Many of Jencks's critics say that his well documented attacks on programs like Head Start will be used as ammunition to kill the projects, but Jencks strongly disagrees. "We've known for years that Head Start has had little effect, but Congress hasn't cut it out because people like it. Even if head Start and other programs don't have a long term effect if it's satisfactory to the parents, and the kids seem to be enjoying it, it can maintain itself politically because of what it does in the short run."

The New York Times and others have also cried out that Jencks's findings may only serve to lessen aid to the nation's schools that are so desperately in need of funds.
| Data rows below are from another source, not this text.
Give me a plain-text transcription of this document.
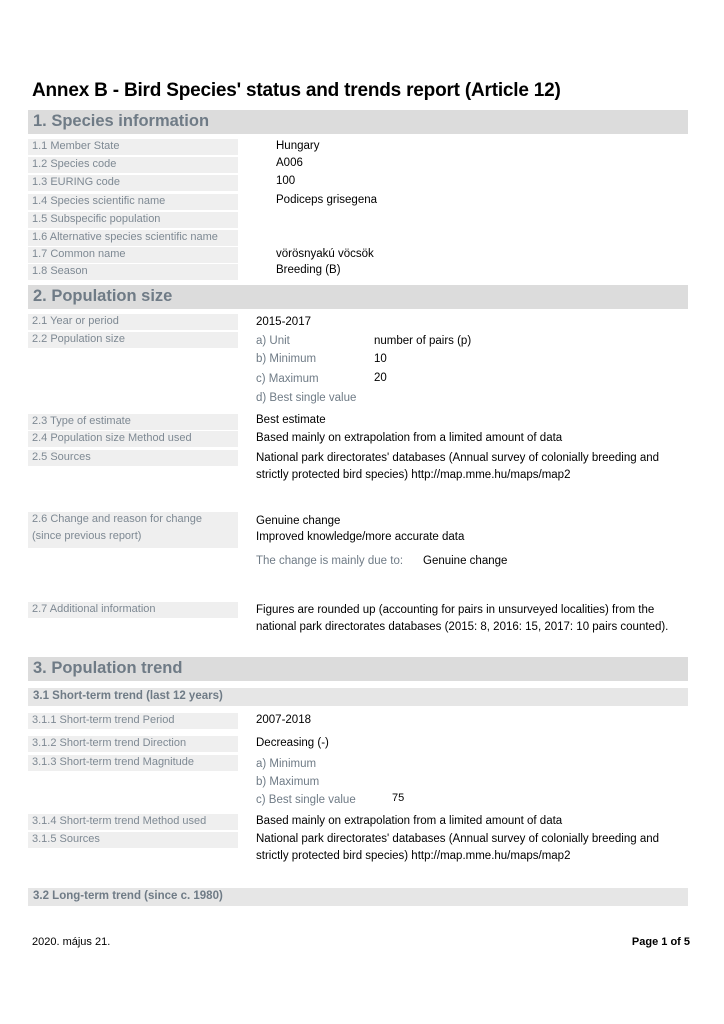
Annex B - Bird Species' status and trends report (Article 12)
1. Species information
1.1 Member State	Hungary
1.2 Species code	A006
1.3 EURING code	100
1.4 Species scientific name	Podiceps grisegena
1.5 Subspecific population
1.6 Alternative species scientific name
1.7 Common name	vörösnyakú vöcsök
1.8 Season	Breeding (B)
2. Population size
2.1 Year or period	2015-2017
2.2 Population size	a) Unit	number of pairs (p)
b) Minimum	10
c) Maximum	20
d) Best single value
2.3 Type of estimate	Best estimate
2.4 Population size Method used	Based mainly on extrapolation from a limited amount of data
2.5 Sources	National park directorates' databases (Annual survey of colonially breeding and strictly protected bird species) http://map.mme.hu/maps/map2
2.6 Change and reason for change
(since previous report)
Genuine change
Improved knowledge/more accurate data
The change is mainly due to: Genuine change
2.7 Additional information	Figures are rounded up (accounting for pairs in unsurveyed localities) from the national park directorates databases (2015: 8, 2016: 15, 2017: 10 pairs counted).
3. Population trend
3.1 Short-term trend (last 12 years)
3.1.1 Short-term trend Period	2007-2018
3.1.2 Short-term trend Direction	Decreasing (-)
3.1.3 Short-term trend Magnitude	a) Minimum
b) Maximum
c) Best single value	75
3.1.4 Short-term trend Method used	Based mainly on extrapolation from a limited amount of data
3.1.5 Sources	National park directorates' databases (Annual survey of colonially breeding and strictly protected bird species) http://map.mme.hu/maps/map2
3.2 Long-term trend (since c. 1980)
2020. május 21.	Page 1 of 5
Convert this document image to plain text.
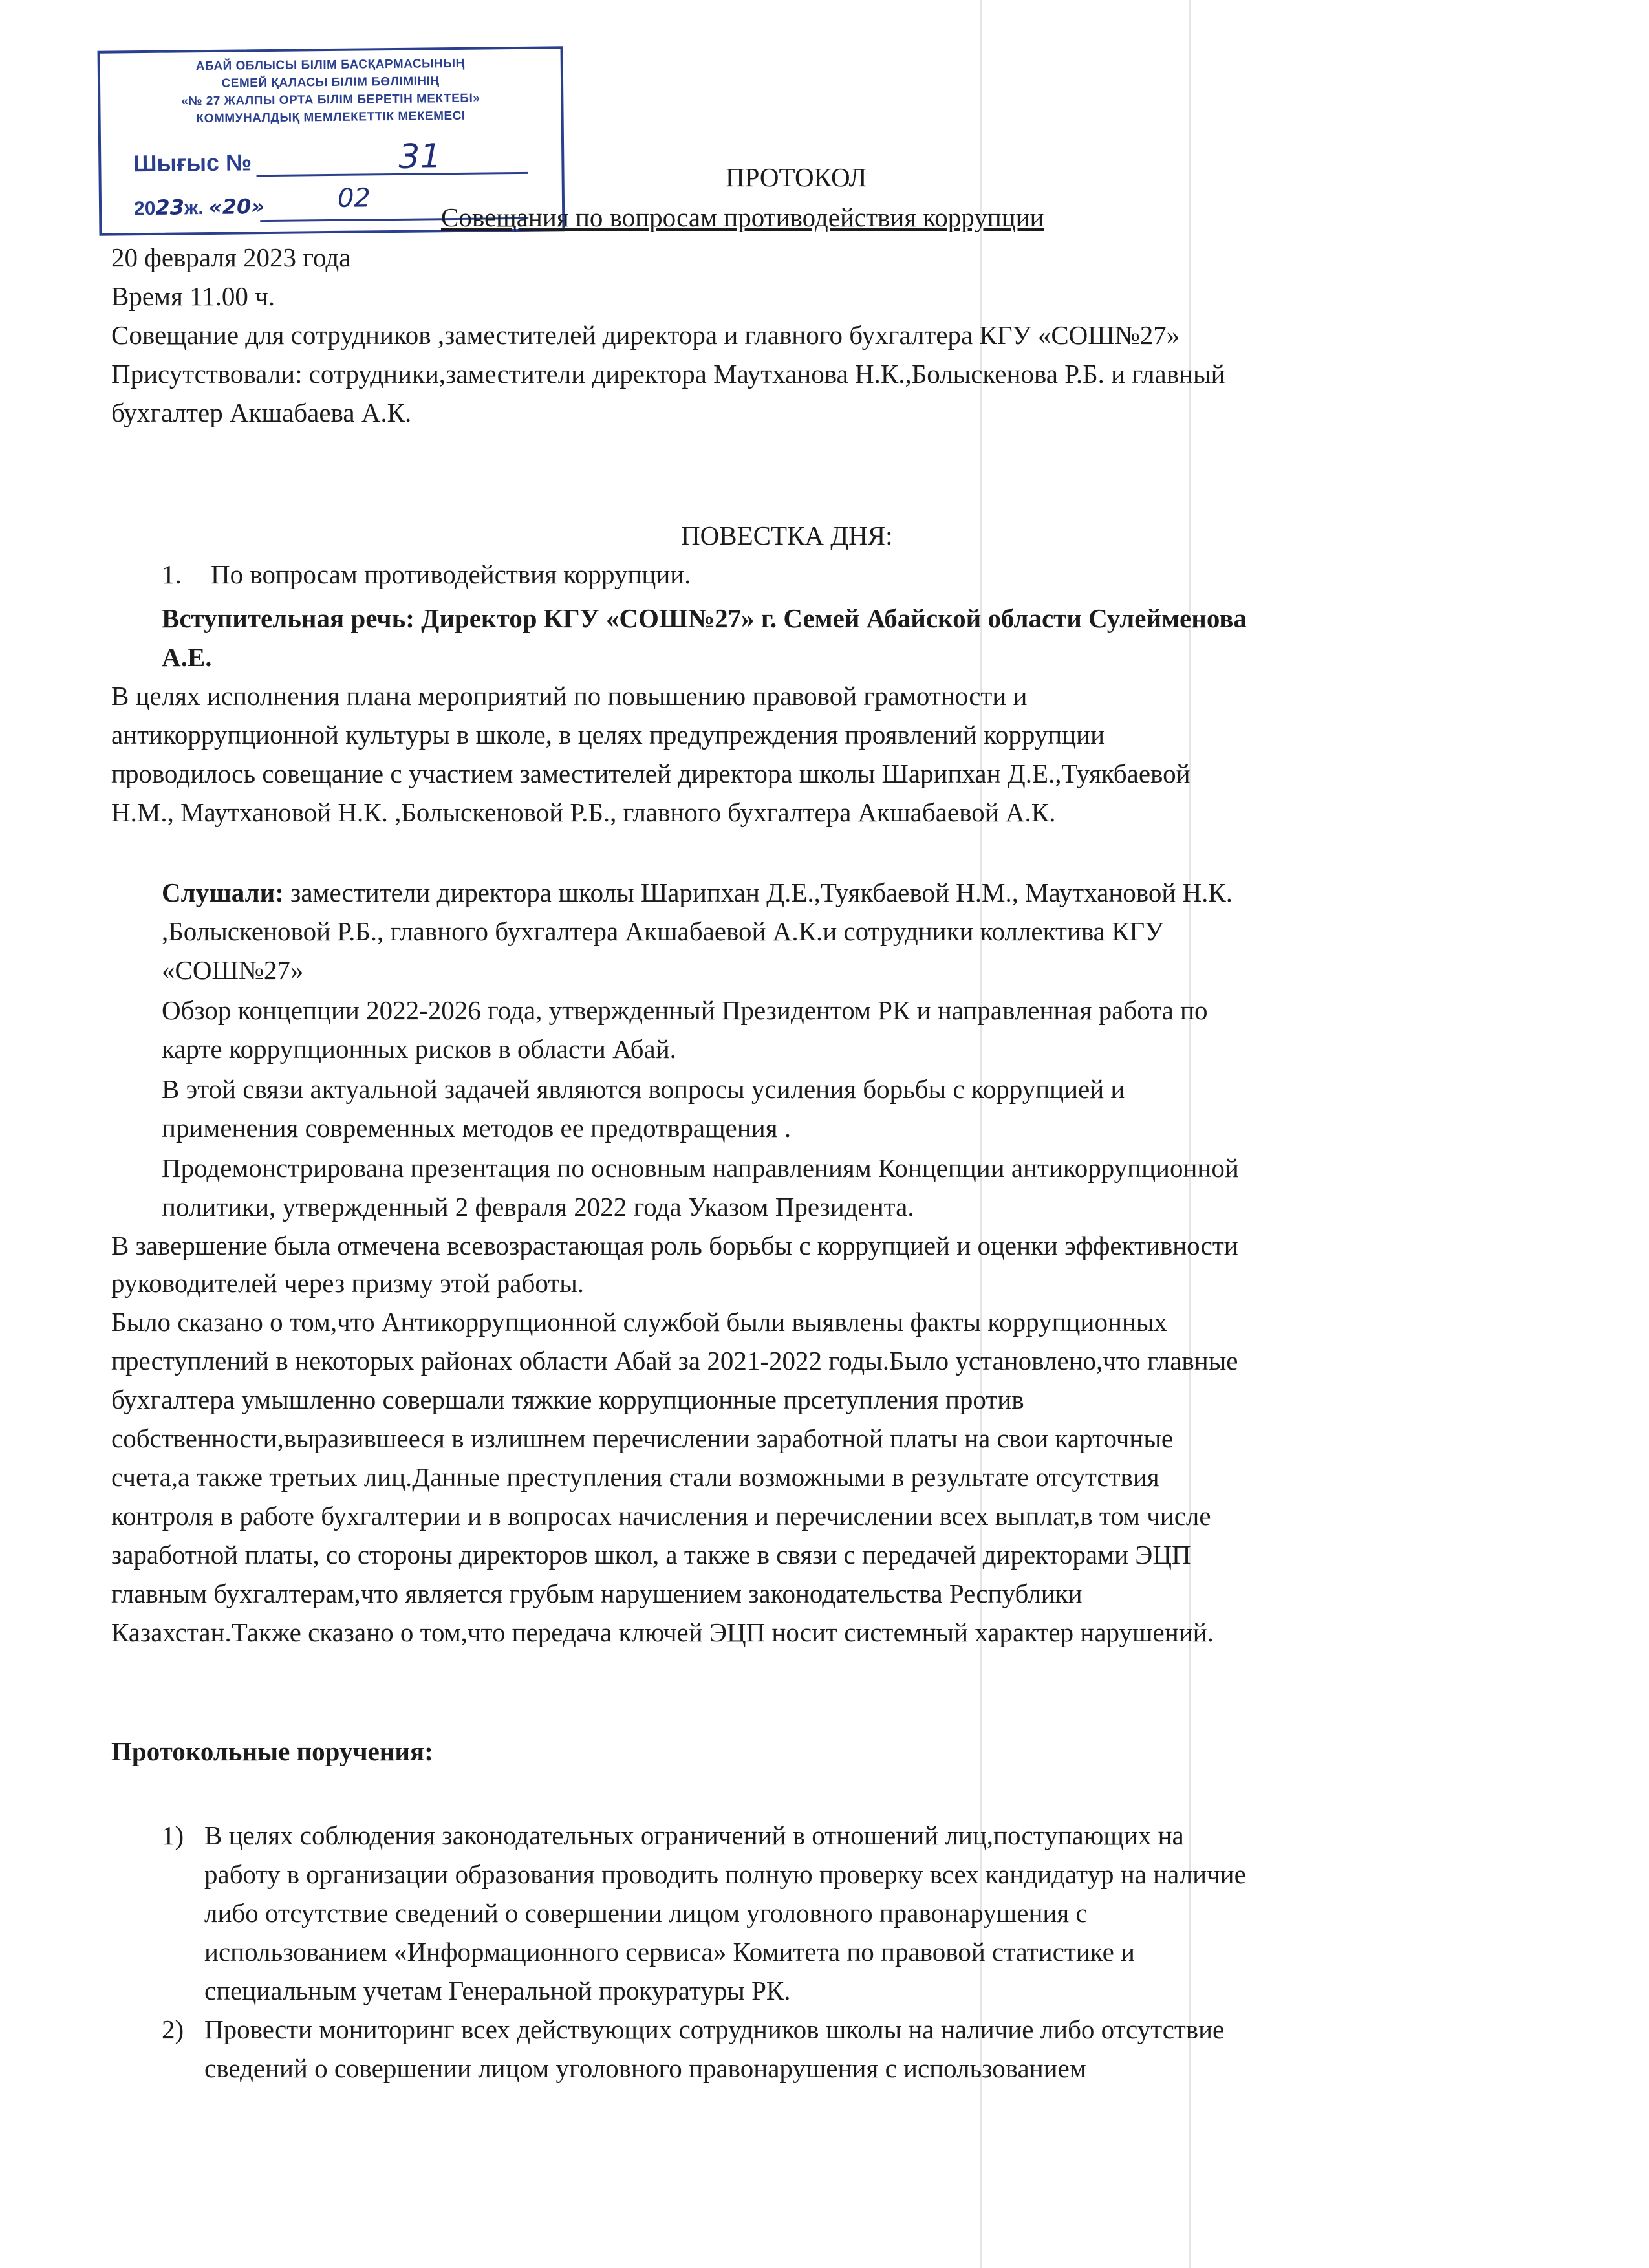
АБАЙ ОБЛЫСЫ БІЛІМ БАСҚАРМАСЫНЫҢ
СЕМЕЙ ҚАЛАСЫ БІЛІМ БӨЛІМІНІҢ
«№ 27 ЖАЛПЫ ОРТА БІЛІМ БЕРЕТІН МЕКТЕБІ»
КОММУНАЛДЫҚ МЕМЛЕКЕТТІК МЕКЕМЕСІ
Шығыс №	31
2023ж. «20»	02
ПРОТОКОЛ
Совещания по вопросам противодействия коррупции
20 февраля 2023 года
Время 11.00 ч.
Совещание для сотрудников ,заместителей директора и главного бухгалтера КГУ «СОШ№27»
Присутствовали: сотрудники,заместители директора Маутханова Н.К.,Болыскенова Р.Б. и главный
бухгалтер Акшабаева А.К.
ПОВЕСТКА ДНЯ:
1. По вопросам противодействия коррупции.
Вступительная речь: Директор КГУ «СОШ№27» г. Семей Абайской области Сулейменова
А.Е.
В целях исполнения плана мероприятий по повышению правовой грамотности и
антикоррупционной культуры в школе, в целях предупреждения проявлений коррупции
проводилось совещание с участием заместителей директора школы Шарипхан Д.Е.,Туякбаевой
Н.М., Маутхановой Н.К. ,Болыскеновой Р.Б., главного бухгалтера Акшабаевой А.К.
Слушали: заместители директора школы Шарипхан Д.Е.,Туякбаевой Н.М., Маутхановой Н.К.
,Болыскеновой Р.Б., главного бухгалтера Акшабаевой А.К.и сотрудники коллектива КГУ
«СОШ№27»
Обзор концепции 2022-2026 года, утвержденный Президентом РК и направленная работа по
карте коррупционных рисков в области Абай.
В этой связи актуальной задачей являются вопросы усиления борьбы с коррупцией и
применения современных методов ее предотвращения .
Продемонстрирована презентация по основным направлениям Концепции антикоррупционной
политики, утвержденный 2 февраля 2022 года Указом Президента.
В завершение была отмечена всевозрастающая роль борьбы с коррупцией и оценки эффективности
руководителей через призму этой работы.
Было сказано о том,что Антикоррупционной службой были выявлены факты коррупционных
преступлений в некоторых районах области Абай за 2021-2022 годы.Было установлено,что главные
бухгалтера умышленно совершали тяжкие коррупционные прсетупления против
собственности,выразившееся в излишнем перечислении заработной платы на свои карточные
счета,а также третьих лиц.Данные преступления стали возможными в результате отсутствия
контроля в работе бухгалтерии и в вопросах начисления и перечислении всех выплат,в том числе
заработной платы, со стороны директоров школ, а также в связи с передачей директорами ЭЦП
главным бухгалтерам,что является грубым нарушением законодательства Республики
Казахстан.Также сказано о том,что передача ключей ЭЦП носит системный характер нарушений.
Протокольные поручения:
1) В целях соблюдения законодательных ограничений в отношений лиц,поступающих на
работу в организации образования проводить полную проверку всех кандидатур на наличие
либо отсутствие сведений о совершении лицом уголовного правонарушения с
использованием «Информационного сервиса» Комитета по правовой статистике и
специальным учетам Генеральной прокуратуры РК.
2) Провести мониторинг всех действующих сотрудников школы на наличие либо отсутствие
сведений о совершении лицом уголовного правонарушения с использованием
But Jencks believes that his criticism will actually help the schools. "If schools were less obsessed with trying to teach the skills that they presume will be the keys to economic success later in life, then schools might be nicer places to be in while you were there. I hope that by saying that there isn't that great a link between what you teach a person in school and whether or not they make a buck later you can force schools to justify themselves in their own right, that they're doing something that is interesting and intrinsically worth doing rather than that you're going to get a reward later."

One of the more controversial issues raised by Jencks is the question of busing. Although school integration reduces the gap between blacks and whites by only 20 per cent according to Jencks, busing should not be debated on its educational merits, but rather on its effects on society. "If we want a segregated society," he says, "we should have segregated schools. If we want a desegregated society, we should have desegregated schools." And Jencks feels that his study can be used by pro-busing factions even in their present line of argument. "Armor's estimate is that desegregation has no effect on student achievement," he said referring to David Armor, associate professor of Sociology, whose recent study on busing showed that school integration had no effect on the gap between black and white student achievement. "We're more optimistic than that and say that busing reduces the gap between black and white achievement levels by about 25 per cent. What we've provided is ammunition for the pro-busers."

EVEN MORE CONTROVERSIAL than his busing statements are Jencks's findings on the role of genetics in determining educational and economic inequality. "Since the collapse of the liberal Democratic coalition in the late 1960's," he writes, "several leading academic psychologists have written articles arguing that genes play a significant role in determining I.Q. scores. This argument, while often overstated, is undeniably correct."